Recent Accomplishments from Our Graduate Students and Alumni – March 2023

March 22, 2023

Congratulations to our doctoral candidate Siobhan Barco for being named by the National Association of Women Lawyers (NAWL) Rising List! The NAWL Rising List recognizes individuals advancing in their careers, helping others advance in their careers, and/or fighting to advance women under the law. Siobhan is the producer and host of Talking Legal History Podcast.

Kathryn Maxson Jones (2021 HOS alumna) is one of the 2023 winners of the Dissertation Prize from the Division of the History of Science and Technology (DHST), International Union of History and Philosophy of Science and Technology, for her dissertation “That rose from the sea to astound us”: Aquatic biology, neurons, and the transformation of neurobiology, 1891-1952,” advised by Professor Angela Creager.   

Jonathan Victor Baldoza received a scholar grant from the Friends of the UW-Madison Libraries, and the Laura K. & Valerian Lada-Mocarski Fellowship from the Beinecke Library at Yale for the next academic year.

Jonathon Catlin has accepted a Postdoctoral Fellowship for 2023-2025 at the University of Rochester Humanities Center. He has been serving as the English-language editor of the blog Komposita, which was founded at the University of Bielefeld to commemorate the centennial of the German conceptual historian Reinhart Koselleck in April, 2023. Komposita now features Professor Federico Marcon's entry on "Fascism," drawn from his latest book project, and Jonathon's entry on "Catastrophe," which presents findings from his dissertation research.

He has also recently published work on climate catastrophe drawn from his dissertation as "Slow Catastrophe: A Concept for the Anthropocene" in the edited volume, The Environmental Apocalypse: Interdisciplinary Reflections on the Climate Crisis (Routledge, 2022). He presented the chapter at the conference, "Towards a new environmental political theory" at Sciences Po in Paris.

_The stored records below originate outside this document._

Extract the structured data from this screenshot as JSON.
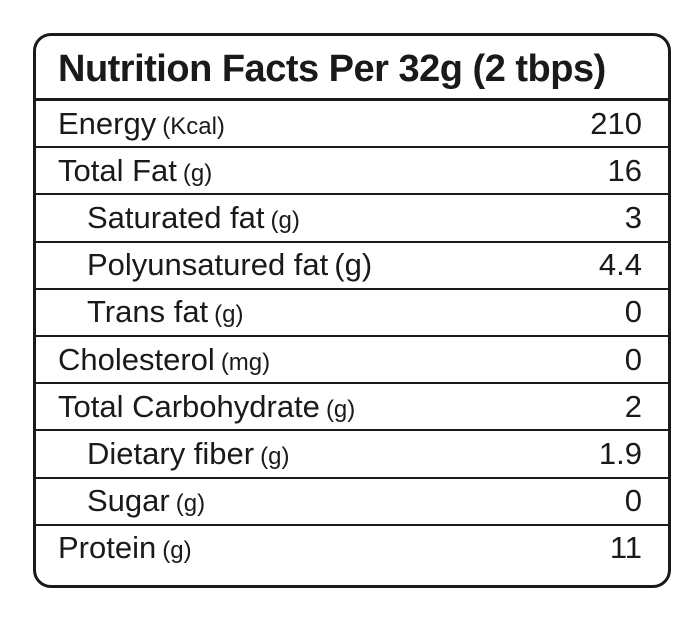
{
  "title": "Nutrition Facts Per 32g (2 tbps)",
  "rows": [
    {
      "name": "Energy",
      "unit": "(Kcal)",
      "value": "210"
    },
    {
      "name": "Total Fat",
      "unit": "(g)",
      "value": "16"
    },
    {
      "name": "Saturated fat",
      "unit": "(g)",
      "value": "3"
    },
    {
      "name": "Polyunsatured fat",
      "unit": "(g)",
      "value": "4.4"
    },
    {
      "name": "Trans fat",
      "unit": "(g)",
      "value": "0"
    },
    {
      "name": "Cholesterol",
      "unit": "(mg)",
      "value": "0"
    },
    {
      "name": "Total Carbohydrate",
      "unit": "(g)",
      "value": "2"
    },
    {
      "name": "Dietary fiber",
      "unit": "(g)",
      "value": "1.9"
    },
    {
      "name": "Sugar",
      "unit": "(g)",
      "value": "0"
    },
    {
      "name": "Protein",
      "unit": "(g)",
      "value": "11"
    }
  ]
}
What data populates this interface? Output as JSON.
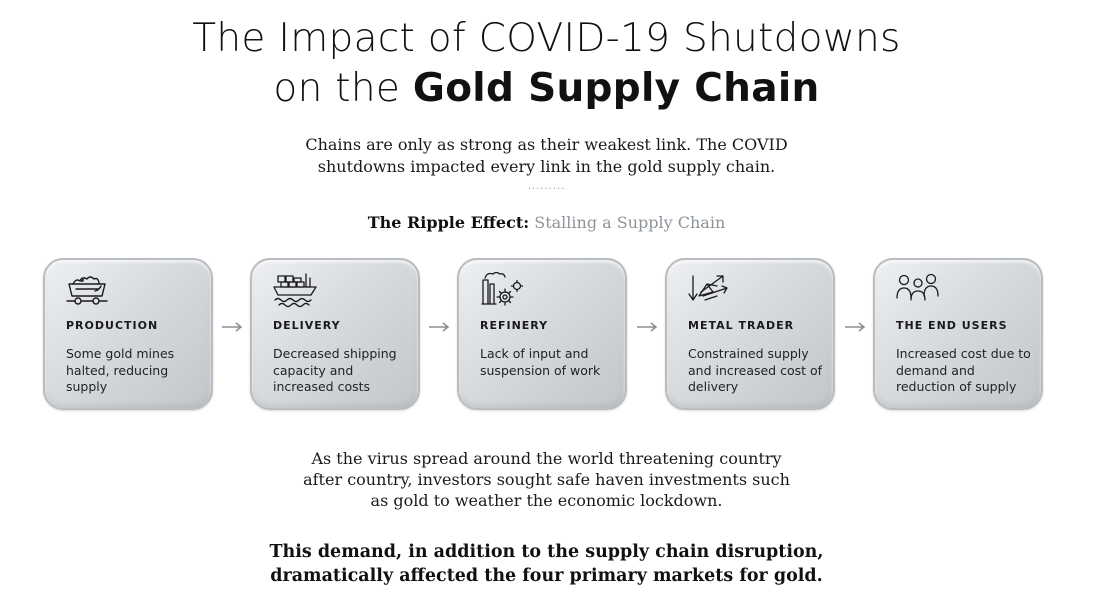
{
  "title": {
    "line1": "The Impact of COVID-19 Shutdowns",
    "line2_prefix": "on the ",
    "line2_bold": "Gold Supply Chain"
  },
  "subtitle": {
    "line1": "Chains are only as strong as their weakest link. The COVID",
    "line2": "shutdowns impacted every link in the gold supply chain."
  },
  "divider": "·········",
  "ripple": {
    "bold": "The Ripple Effect:",
    "light": " Stalling a Supply Chain"
  },
  "stages": [
    {
      "icon": "mine-cart-icon",
      "label": "PRODUCTION",
      "desc": "Some gold mines halted, reducing supply"
    },
    {
      "icon": "cargo-ship-icon",
      "label": "DELIVERY",
      "desc": "Decreased shipping capacity and increased costs"
    },
    {
      "icon": "refinery-gears-icon",
      "label": "REFINERY",
      "desc": "Lack of input and suspension of work"
    },
    {
      "icon": "trade-arrows-icon",
      "label": "METAL TRADER",
      "desc": "Constrained supply and increased cost of delivery"
    },
    {
      "icon": "people-icon",
      "label": "THE END USERS",
      "desc": "Increased cost due to demand and reduction of supply"
    }
  ],
  "body": {
    "line1": "As the virus spread around the world threatening country",
    "line2": "after country, investors sought safe haven investments such",
    "line3": "as gold to weather the economic lockdown."
  },
  "conclusion": {
    "line1": "This demand, in addition to the supply chain disruption,",
    "line2": "dramatically affected the four primary markets for gold."
  },
  "colors": {
    "card_light": "#eef0f2",
    "card_dark": "#c2c6cb",
    "muted_text": "#8c9399",
    "arrow": "#8a8f94"
  }
}
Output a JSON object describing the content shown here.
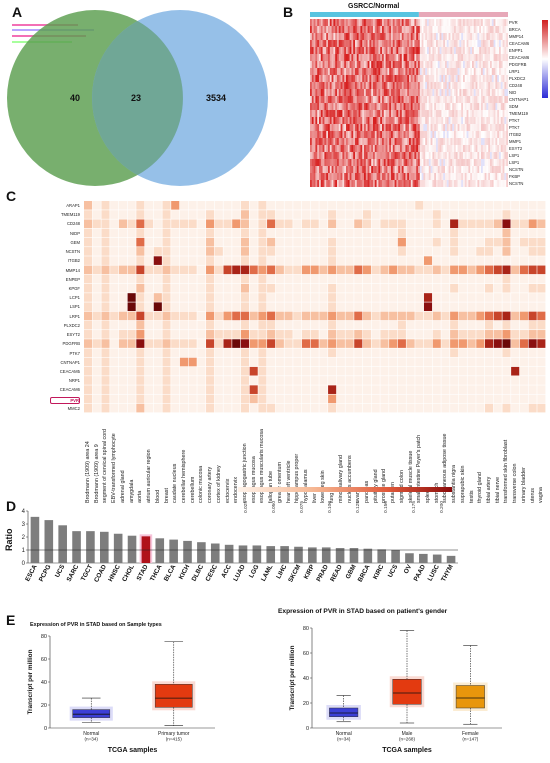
{
  "panels": {
    "a": "A",
    "b": "B",
    "c": "C",
    "d": "D",
    "e": "E"
  },
  "venn": {
    "left_only": "40",
    "overlap": "23",
    "right_only": "3534"
  },
  "heatmap_b": {
    "title": "GSRCC/Normal",
    "genes": [
      "PVR",
      "BRCA",
      "MMP14",
      "CEACAM6",
      "ENPP1",
      "CEACAM6",
      "PDGFRB",
      "LRP1",
      "PLXDC2",
      "CD248",
      "NID",
      "CNTNAP1",
      "SDM",
      "TMEM119",
      "PTK7",
      "PTK7",
      "ITGB2",
      "MMP1",
      "ESYT2",
      "LSP1",
      "LSP1",
      "NCSTN",
      "FKBP",
      "NCSTN"
    ],
    "colorbar_ticks": [
      "2",
      "1",
      "0",
      "-1",
      "-2"
    ]
  },
  "heatmap_c": {
    "genes": [
      "ARAP1",
      "TMEM119",
      "CD248",
      "NIDP",
      "GEM",
      "NCSTN",
      "ITGB2",
      "MMP14",
      "ENPEP",
      "KPGF",
      "LCP1",
      "LSP1",
      "LRP1",
      "PLXDC2",
      "ESYT2",
      "PDGFRB",
      "PTK7",
      "CNTNAP1",
      "CEACAM5",
      "NRP1",
      "CEACAM6",
      "PVR",
      "MMC2"
    ],
    "highlight_gene": "PVR",
    "tissues": [
      "Brodmann (1909) area 24",
      "Brodmann (1909) area 9",
      "segment of cervical spinal cord",
      "EBV-transformed lymphocyte",
      "adrenal gland",
      "amygdala",
      "aorta",
      "atrium auricular region",
      "blood",
      "breast",
      "caudate nucleus",
      "cerebellar hemisphere",
      "cerebellum",
      "colonic mucosa",
      "coronary artery",
      "cortex of kidney",
      "ectocervix",
      "endocervix",
      "esophagogastric junction",
      "esophagus mucosa",
      "esophagus muscularis mucosa",
      "fallopian tube",
      "greater omentum",
      "heart left ventricle",
      "hippocampus proper",
      "hypothalamus",
      "liver",
      "lower leg skin",
      "lung",
      "minor salivary gland",
      "nucleus accumbens",
      "ovary",
      "pancreas",
      "pituitary gland",
      "prostate gland",
      "putamen",
      "sigmoid colon",
      "skeletal muscle tissue",
      "small intestine Peyer's patch",
      "spleen",
      "stomach",
      "subcutaneous adipose tissue",
      "substantia nigra",
      "suprapubic skin",
      "testis",
      "thyroid gland",
      "tibial artery",
      "tibial nerve",
      "transformed skin fibroblast",
      "transverse colon",
      "urinary bladder",
      "uterus",
      "vagina"
    ],
    "colorbar_ticks": [
      "0.025",
      "0.050",
      "0.075",
      "0.100",
      "0.125",
      "0.150",
      "0.175",
      "0.200"
    ],
    "cells": [
      [
        2,
        0,
        1,
        0,
        0,
        0,
        1,
        0,
        0,
        1,
        3,
        0,
        0,
        0,
        0,
        0,
        0,
        0,
        1,
        0,
        1,
        0,
        0,
        0,
        0,
        0,
        0,
        0,
        0,
        0,
        0,
        0,
        0,
        0,
        0,
        0,
        0,
        0,
        1,
        0,
        0,
        0,
        0,
        0,
        0,
        0,
        0,
        0,
        0,
        0,
        0,
        0,
        0
      ],
      [
        1,
        0,
        1,
        0,
        0,
        0,
        1,
        0,
        0,
        1,
        0,
        0,
        0,
        0,
        1,
        0,
        0,
        0,
        2,
        0,
        1,
        1,
        0,
        0,
        0,
        0,
        0,
        0,
        1,
        0,
        0,
        0,
        1,
        0,
        0,
        0,
        0,
        0,
        0,
        0,
        1,
        0,
        0,
        0,
        0,
        0,
        0,
        0,
        1,
        0,
        0,
        0,
        0
      ],
      [
        2,
        1,
        1,
        0,
        2,
        1,
        4,
        1,
        0,
        1,
        1,
        1,
        1,
        0,
        3,
        1,
        1,
        3,
        2,
        0,
        1,
        4,
        1,
        1,
        0,
        1,
        1,
        0,
        2,
        0,
        0,
        2,
        1,
        0,
        1,
        1,
        1,
        0,
        0,
        0,
        1,
        0,
        6,
        1,
        1,
        1,
        1,
        2,
        7,
        1,
        1,
        3,
        2
      ],
      [
        1,
        0,
        1,
        0,
        0,
        0,
        1,
        0,
        0,
        1,
        0,
        0,
        0,
        0,
        1,
        0,
        0,
        0,
        1,
        0,
        1,
        0,
        0,
        0,
        0,
        0,
        0,
        0,
        0,
        0,
        0,
        0,
        0,
        0,
        0,
        0,
        1,
        0,
        0,
        0,
        0,
        0,
        1,
        0,
        0,
        0,
        0,
        0,
        2,
        0,
        0,
        0,
        0
      ],
      [
        1,
        0,
        1,
        0,
        0,
        0,
        4,
        0,
        0,
        1,
        0,
        0,
        0,
        0,
        2,
        0,
        0,
        0,
        2,
        0,
        1,
        2,
        0,
        0,
        0,
        0,
        0,
        0,
        1,
        0,
        0,
        0,
        0,
        0,
        0,
        0,
        3,
        0,
        0,
        0,
        1,
        0,
        1,
        0,
        0,
        0,
        1,
        1,
        2,
        0,
        1,
        1,
        1
      ],
      [
        1,
        0,
        1,
        0,
        0,
        0,
        2,
        0,
        1,
        1,
        0,
        0,
        0,
        0,
        2,
        1,
        0,
        0,
        2,
        0,
        1,
        1,
        0,
        0,
        0,
        0,
        0,
        0,
        1,
        0,
        0,
        0,
        0,
        0,
        0,
        0,
        1,
        0,
        0,
        0,
        0,
        0,
        1,
        0,
        0,
        1,
        1,
        0,
        2,
        0,
        0,
        1,
        1
      ],
      [
        1,
        0,
        1,
        0,
        0,
        0,
        1,
        0,
        7,
        1,
        0,
        0,
        0,
        0,
        1,
        0,
        0,
        0,
        1,
        0,
        1,
        0,
        0,
        0,
        0,
        0,
        0,
        0,
        1,
        0,
        0,
        0,
        0,
        0,
        0,
        0,
        0,
        0,
        0,
        3,
        0,
        0,
        0,
        0,
        0,
        0,
        0,
        0,
        0,
        0,
        0,
        0,
        0
      ],
      [
        2,
        1,
        2,
        1,
        2,
        2,
        5,
        1,
        1,
        2,
        1,
        1,
        1,
        0,
        3,
        1,
        5,
        6,
        6,
        4,
        3,
        4,
        2,
        1,
        1,
        3,
        3,
        2,
        3,
        2,
        2,
        4,
        3,
        1,
        2,
        3,
        2,
        2,
        1,
        1,
        2,
        1,
        3,
        3,
        2,
        3,
        4,
        5,
        6,
        2,
        4,
        5,
        5
      ],
      [
        1,
        0,
        1,
        0,
        0,
        0,
        1,
        0,
        0,
        1,
        0,
        0,
        0,
        0,
        1,
        0,
        0,
        0,
        1,
        0,
        1,
        0,
        0,
        0,
        0,
        0,
        0,
        0,
        0,
        0,
        0,
        0,
        0,
        0,
        0,
        0,
        0,
        0,
        0,
        0,
        0,
        0,
        0,
        0,
        0,
        0,
        0,
        0,
        1,
        0,
        0,
        0,
        0
      ],
      [
        1,
        0,
        1,
        0,
        0,
        0,
        2,
        0,
        0,
        1,
        0,
        0,
        0,
        0,
        1,
        0,
        0,
        0,
        2,
        0,
        1,
        1,
        0,
        0,
        0,
        0,
        0,
        0,
        1,
        0,
        0,
        0,
        0,
        0,
        0,
        0,
        0,
        0,
        0,
        0,
        0,
        0,
        1,
        0,
        0,
        0,
        1,
        0,
        1,
        0,
        0,
        1,
        1
      ],
      [
        1,
        0,
        1,
        0,
        0,
        8,
        1,
        0,
        2,
        1,
        0,
        0,
        0,
        0,
        1,
        0,
        0,
        0,
        1,
        0,
        1,
        0,
        0,
        0,
        0,
        0,
        0,
        0,
        1,
        0,
        0,
        0,
        0,
        0,
        0,
        0,
        0,
        0,
        0,
        6,
        0,
        0,
        0,
        0,
        0,
        0,
        0,
        0,
        0,
        0,
        0,
        0,
        0
      ],
      [
        1,
        0,
        1,
        0,
        0,
        8,
        1,
        0,
        8,
        1,
        0,
        0,
        0,
        0,
        1,
        0,
        0,
        0,
        1,
        0,
        1,
        0,
        0,
        0,
        0,
        0,
        0,
        0,
        1,
        0,
        0,
        0,
        0,
        0,
        0,
        0,
        0,
        0,
        0,
        7,
        0,
        0,
        0,
        0,
        0,
        0,
        0,
        0,
        0,
        0,
        0,
        0,
        0
      ],
      [
        2,
        1,
        2,
        1,
        2,
        2,
        5,
        1,
        1,
        2,
        1,
        1,
        1,
        0,
        3,
        1,
        3,
        4,
        4,
        2,
        3,
        4,
        2,
        2,
        1,
        2,
        2,
        2,
        3,
        2,
        2,
        4,
        2,
        1,
        2,
        2,
        2,
        2,
        1,
        1,
        2,
        1,
        3,
        2,
        2,
        3,
        4,
        5,
        6,
        2,
        3,
        5,
        4
      ],
      [
        1,
        0,
        1,
        0,
        0,
        0,
        2,
        0,
        0,
        1,
        0,
        0,
        0,
        0,
        1,
        0,
        0,
        0,
        1,
        0,
        1,
        1,
        0,
        0,
        0,
        0,
        0,
        0,
        1,
        0,
        0,
        0,
        0,
        0,
        0,
        0,
        1,
        0,
        0,
        0,
        0,
        0,
        1,
        0,
        0,
        0,
        1,
        0,
        1,
        0,
        0,
        1,
        1
      ],
      [
        1,
        0,
        1,
        0,
        1,
        1,
        3,
        0,
        0,
        1,
        0,
        0,
        0,
        0,
        2,
        1,
        1,
        1,
        3,
        1,
        1,
        2,
        1,
        1,
        0,
        1,
        1,
        0,
        2,
        1,
        1,
        2,
        1,
        0,
        1,
        1,
        1,
        0,
        0,
        0,
        1,
        0,
        2,
        1,
        1,
        1,
        2,
        2,
        3,
        1,
        1,
        2,
        2
      ],
      [
        2,
        1,
        2,
        0,
        2,
        2,
        7,
        1,
        1,
        2,
        1,
        1,
        1,
        0,
        5,
        1,
        6,
        8,
        7,
        3,
        3,
        5,
        2,
        1,
        1,
        4,
        4,
        2,
        3,
        2,
        2,
        5,
        2,
        1,
        2,
        3,
        4,
        2,
        1,
        1,
        3,
        1,
        3,
        3,
        2,
        3,
        6,
        7,
        8,
        2,
        4,
        7,
        6
      ],
      [
        1,
        0,
        1,
        0,
        0,
        0,
        1,
        0,
        0,
        1,
        0,
        0,
        0,
        0,
        1,
        0,
        0,
        0,
        1,
        0,
        1,
        0,
        0,
        0,
        0,
        0,
        0,
        0,
        1,
        0,
        0,
        0,
        0,
        0,
        0,
        0,
        0,
        0,
        0,
        0,
        0,
        0,
        1,
        0,
        0,
        0,
        0,
        0,
        1,
        0,
        0,
        0,
        0
      ],
      [
        1,
        0,
        1,
        0,
        0,
        0,
        1,
        0,
        0,
        1,
        0,
        3,
        3,
        0,
        1,
        0,
        0,
        0,
        1,
        0,
        1,
        0,
        0,
        0,
        0,
        0,
        0,
        0,
        0,
        0,
        0,
        0,
        0,
        0,
        0,
        0,
        0,
        0,
        0,
        0,
        0,
        0,
        0,
        0,
        0,
        0,
        0,
        0,
        0,
        0,
        0,
        0,
        0
      ],
      [
        1,
        0,
        1,
        0,
        0,
        0,
        1,
        0,
        0,
        1,
        0,
        0,
        0,
        0,
        1,
        0,
        0,
        0,
        1,
        5,
        1,
        0,
        0,
        0,
        0,
        0,
        0,
        0,
        0,
        0,
        0,
        0,
        0,
        0,
        0,
        0,
        0,
        0,
        0,
        0,
        0,
        0,
        0,
        0,
        0,
        0,
        0,
        0,
        0,
        6,
        0,
        0,
        0
      ],
      [
        1,
        0,
        1,
        0,
        0,
        0,
        1,
        0,
        0,
        1,
        0,
        0,
        0,
        0,
        1,
        0,
        0,
        0,
        1,
        0,
        1,
        0,
        0,
        0,
        0,
        0,
        0,
        0,
        0,
        0,
        0,
        0,
        0,
        0,
        0,
        0,
        0,
        0,
        0,
        0,
        0,
        0,
        0,
        0,
        0,
        0,
        0,
        0,
        0,
        0,
        0,
        0,
        0
      ],
      [
        1,
        0,
        1,
        0,
        0,
        0,
        1,
        0,
        0,
        1,
        0,
        0,
        0,
        0,
        1,
        0,
        0,
        0,
        1,
        5,
        1,
        0,
        0,
        0,
        0,
        0,
        0,
        0,
        6,
        0,
        0,
        0,
        0,
        0,
        0,
        0,
        0,
        0,
        0,
        0,
        0,
        0,
        0,
        0,
        0,
        0,
        0,
        0,
        0,
        0,
        0,
        0,
        0
      ],
      [
        1,
        0,
        1,
        0,
        0,
        0,
        1,
        0,
        0,
        1,
        0,
        0,
        0,
        0,
        1,
        0,
        0,
        0,
        1,
        2,
        1,
        0,
        0,
        0,
        0,
        0,
        0,
        0,
        3,
        0,
        0,
        0,
        0,
        0,
        0,
        0,
        0,
        0,
        0,
        0,
        0,
        0,
        0,
        0,
        0,
        0,
        0,
        0,
        0,
        0,
        0,
        0,
        0
      ],
      [
        1,
        0,
        1,
        0,
        0,
        0,
        2,
        0,
        0,
        1,
        0,
        0,
        0,
        0,
        1,
        0,
        0,
        0,
        1,
        0,
        1,
        1,
        0,
        0,
        0,
        0,
        0,
        0,
        1,
        0,
        0,
        0,
        0,
        0,
        0,
        0,
        0,
        0,
        0,
        0,
        0,
        0,
        0,
        0,
        0,
        0,
        1,
        0,
        1,
        0,
        0,
        1,
        1
      ]
    ]
  },
  "chart_data": [
    {
      "type": "bar",
      "ylabel": "Ratio",
      "categories": [
        "ESCA",
        "PCPG",
        "UCS",
        "SARC",
        "TGCT",
        "COAD",
        "HNSC",
        "CHOL",
        "STAD",
        "THCA",
        "BLCA",
        "KICH",
        "DLBC",
        "CESC",
        "ACC",
        "LUAD",
        "LGG",
        "LAML",
        "LIHC",
        "SKCM",
        "KIRP",
        "PRAD",
        "READ",
        "GBM",
        "BRCA",
        "KIRC",
        "UCS",
        "OV",
        "PAAD",
        "LUSC",
        "THYM"
      ],
      "values": [
        3.55,
        3.3,
        2.9,
        2.45,
        2.45,
        2.4,
        2.25,
        2.1,
        2.05,
        1.9,
        1.8,
        1.7,
        1.6,
        1.5,
        1.4,
        1.35,
        1.35,
        1.3,
        1.3,
        1.25,
        1.2,
        1.2,
        1.15,
        1.15,
        1.1,
        1.05,
        1.0,
        0.75,
        0.7,
        0.65,
        0.55
      ],
      "highlight": "STAD",
      "y_ticks": [
        "0",
        "1",
        "2",
        "3",
        "4"
      ],
      "ylim": [
        0,
        4
      ],
      "reference_line": 1
    },
    {
      "type": "box",
      "title": "Expression of PVR in STAD based on Sample types",
      "xlabel": "TCGA samples",
      "ylabel": "Transcript per million",
      "y_ticks": [
        "0",
        "20",
        "40",
        "60",
        "80"
      ],
      "ylim": [
        0,
        80
      ],
      "groups": [
        {
          "name": "Normal",
          "n": "(n=34)",
          "min": 5,
          "q1": 9,
          "median": 12,
          "q3": 16,
          "max": 26,
          "color": "#3b3fd6"
        },
        {
          "name": "Primary tumor",
          "n": "(n=415)",
          "min": 2,
          "q1": 18,
          "median": 26,
          "q3": 38,
          "max": 75,
          "color": "#e33a10"
        }
      ]
    },
    {
      "type": "box",
      "title": "Expression of PVR in STAD based on patient's gender",
      "xlabel": "TCGA samples",
      "ylabel": "Transcript per million",
      "y_ticks": [
        "0",
        "20",
        "40",
        "60",
        "80"
      ],
      "ylim": [
        0,
        80
      ],
      "groups": [
        {
          "name": "Normal",
          "n": "(n=34)",
          "min": 5,
          "q1": 9,
          "median": 12,
          "q3": 16,
          "max": 26,
          "color": "#3b3fd6"
        },
        {
          "name": "Male",
          "n": "(n=268)",
          "min": 4,
          "q1": 19,
          "median": 28,
          "q3": 39,
          "max": 78,
          "color": "#e33a10"
        },
        {
          "name": "Female",
          "n": "(n=147)",
          "min": 3,
          "q1": 16,
          "median": 24,
          "q3": 34,
          "max": 66,
          "color": "#e8960c"
        }
      ]
    }
  ]
}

David Robertson recently obtained funding for a two-year postdoc research project through the Swiss National Science Foundation called a "Postdoc Mobility Grant". David will work at Oxford from April 2023-April 2025 with the Oxford Centre for the History of Science, Medicine and Technology. The project is titled "Imagined Immunities: A History of Our Collective Resistance to Disease" and is a history of collective understandings of immunity in the twentieth century - "herd immunity," if you will.

Blake Grindon had her article published this fall, “Hilliard d’Auberteuil’s Mis Mac Rea: A Story of the American Revolution in the French Atlantic,” William and Mary Quarterly, vol. 79, no. 4 (October 2022).

Anna Speyart won an Eva Schler Fellowship at the Medici Archive Project in Florence for Spring of 2023.